He doesn't need to. Since they started heading into the TV to save people, he's died a hundred deaths, and each one is ultimately less satisfying than the one before it. He's been skewered and poisoned and confused enough to hit himself with his own weapons and beaten with manifested fists and charged by giant animals... And even though there's pain and then a moment with the cessation of all of that pain, his heart seems to break a little every time he's brought back and then there's sensation again and knowing that he's a clumsy fuck-up who people can't even properly hate because he's too pathetic.
In the shadow world, he gets to die a hero every time because he's defending his partner or attacking some horrible creature on the way to save whoever's been pushed in there, and if even that feels lackluster... Maybe he just doesn't want to die as much as he thought.
Living sucks, really, but he does have people to call and talk to now.
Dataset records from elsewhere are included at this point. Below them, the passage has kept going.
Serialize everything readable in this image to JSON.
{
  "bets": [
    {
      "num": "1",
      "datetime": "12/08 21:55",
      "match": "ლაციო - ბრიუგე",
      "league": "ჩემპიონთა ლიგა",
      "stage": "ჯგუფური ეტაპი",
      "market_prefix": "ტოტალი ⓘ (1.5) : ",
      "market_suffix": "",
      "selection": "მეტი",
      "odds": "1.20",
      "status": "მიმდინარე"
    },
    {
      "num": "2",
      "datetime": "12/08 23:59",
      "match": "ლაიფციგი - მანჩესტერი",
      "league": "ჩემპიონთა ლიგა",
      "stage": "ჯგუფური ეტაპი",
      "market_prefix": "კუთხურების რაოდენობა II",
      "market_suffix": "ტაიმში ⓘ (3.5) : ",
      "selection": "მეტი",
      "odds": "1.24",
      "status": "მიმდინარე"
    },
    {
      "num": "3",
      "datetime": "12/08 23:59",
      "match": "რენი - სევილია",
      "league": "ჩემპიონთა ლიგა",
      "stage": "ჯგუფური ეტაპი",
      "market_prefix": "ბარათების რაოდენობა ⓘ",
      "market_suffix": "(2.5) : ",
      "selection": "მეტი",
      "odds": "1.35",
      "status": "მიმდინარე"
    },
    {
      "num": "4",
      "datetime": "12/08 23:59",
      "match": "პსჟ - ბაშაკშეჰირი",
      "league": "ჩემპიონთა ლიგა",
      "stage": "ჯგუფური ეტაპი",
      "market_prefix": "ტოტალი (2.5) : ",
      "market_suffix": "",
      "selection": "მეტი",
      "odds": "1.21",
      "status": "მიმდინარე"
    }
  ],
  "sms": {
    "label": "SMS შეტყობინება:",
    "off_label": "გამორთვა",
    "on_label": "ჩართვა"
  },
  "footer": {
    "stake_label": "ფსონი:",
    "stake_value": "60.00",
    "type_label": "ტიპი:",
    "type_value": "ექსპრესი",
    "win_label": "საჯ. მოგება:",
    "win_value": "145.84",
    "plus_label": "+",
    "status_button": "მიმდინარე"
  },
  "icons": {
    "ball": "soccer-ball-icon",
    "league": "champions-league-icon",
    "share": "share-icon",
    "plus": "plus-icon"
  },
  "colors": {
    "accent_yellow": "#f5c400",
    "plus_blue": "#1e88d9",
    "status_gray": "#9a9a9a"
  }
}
And he thinks that, sometimes, they don't actually mind him doing it; don't mind him saying ridiculous dirty jokes over the phone at midnight, and don't mind him talking on and on about how much it sucks that, in a small town, almost everyone's parents do something that Junes gets in the way of, and they don't mind him, well, being himself.
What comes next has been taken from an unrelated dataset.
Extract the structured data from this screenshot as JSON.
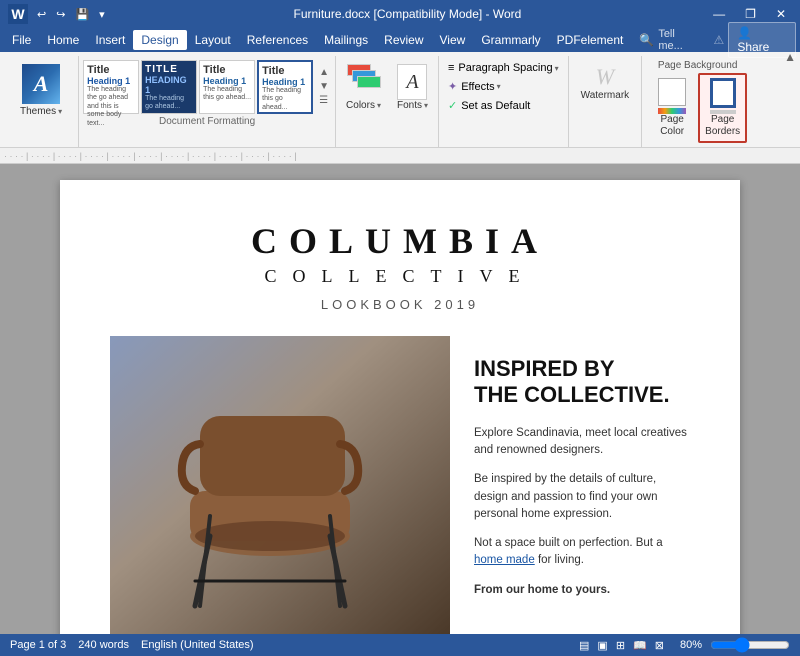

He's never had that luxury before.
But it does strike him as almost funny that his social time is spent, a lot of days, getting killed. He'd wanted it; wished for it. Until Yu had moved to town, Chie was pretty much the only one who put up with him and he couldn't talk with her about everything that happened at home or at Junes or in the locker room at school, so he just kept sliding down a slippery slope of knowing that he could put a stop to it all, but being unable to even find the bravery for that.
Instead, he fought tons of battles, but it was because he was a coward. He didn't want them to see how weak he could be, and he'd worked enough at putting on a brave face for his parents that he could manage it in front of his friends.
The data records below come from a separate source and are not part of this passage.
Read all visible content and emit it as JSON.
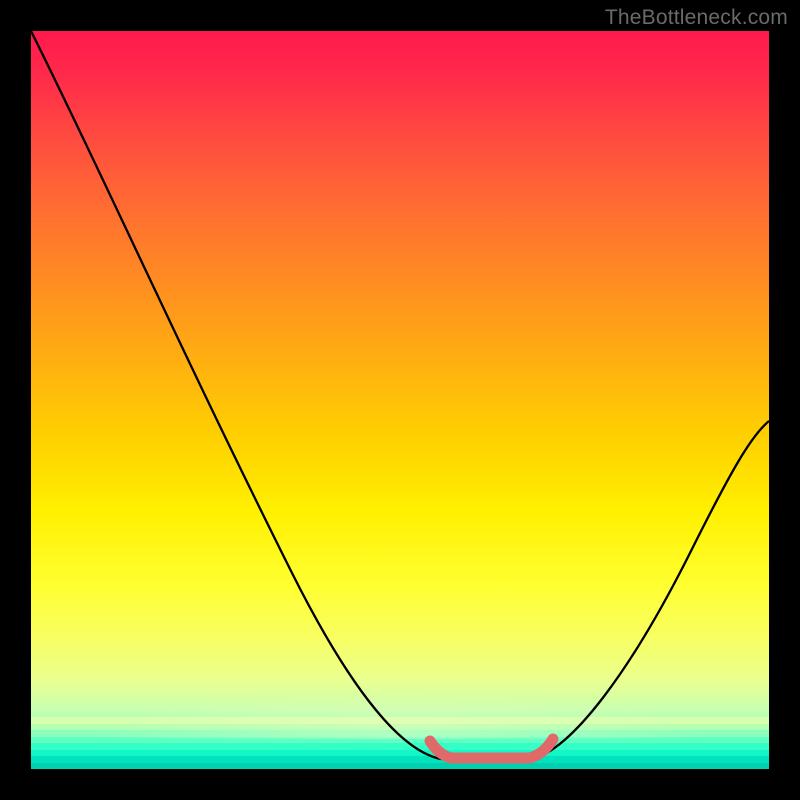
{
  "watermark": "TheBottleneck.com",
  "colors": {
    "frame": "#000000",
    "curve": "#000000",
    "marker": "#e57373",
    "gradient": [
      "#ff1a4d",
      "#ff4d3f",
      "#ff9020",
      "#ffd000",
      "#fff000",
      "#f8ff60",
      "#8effc0",
      "#00ffcc"
    ]
  },
  "chart_data": {
    "type": "line",
    "title": "",
    "xlabel": "",
    "ylabel": "",
    "xlim": [
      0,
      100
    ],
    "ylim": [
      0,
      100
    ],
    "note": "y-axis: red=high (≈100) at top, green=low (≈0) at bottom. The black curve depicts a mismatch/bottleneck score that is high at the left edge (~100), falls steeply to ~0 near x≈58–67 (flat minimum, highlighted), then rises again to ~45 at the right edge.",
    "series": [
      {
        "name": "bottleneck-curve",
        "x": [
          0,
          6,
          12,
          18,
          24,
          30,
          36,
          42,
          48,
          52,
          56,
          58,
          60,
          62,
          64,
          66,
          68,
          72,
          78,
          84,
          90,
          96,
          100
        ],
        "y": [
          100,
          91,
          82,
          72,
          62,
          51,
          40,
          29,
          17,
          10,
          4,
          1,
          0,
          0,
          0,
          0,
          1,
          5,
          13,
          22,
          31,
          40,
          45
        ]
      }
    ],
    "highlight": {
      "name": "optimal-range",
      "x": [
        55,
        57,
        59,
        61,
        63,
        65,
        67,
        69
      ],
      "y": [
        3,
        1.3,
        0.6,
        0.3,
        0.3,
        0.4,
        0.9,
        2.2
      ]
    }
  }
}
So he didn't think about suicide, but he thought about running away. He thought of going to one of the tiny little islands at the tip of Japan and learning to make a living catching fish and mending nets, but then he'd think of how bad he was at fishing and just... dealing with fish and bait. So, maybe not that.
They'd get to the bottom of the murders eventually, right? Maybe he could figure something out then. Maybe this was just the fog getting to him like it was getting to everyone, and when it cleared, he could figure out what happiness felt like.
Only, who was he kidding? He'd get by like he always did by clinging on to whatever he could: to people, to friends, to life. At this point, dying didn't even really hurt anymore, so he didn't give it much thought. So he'd go on helping the Investigation Team until the end, he guessed, because he wasn't brave enough to do anything else.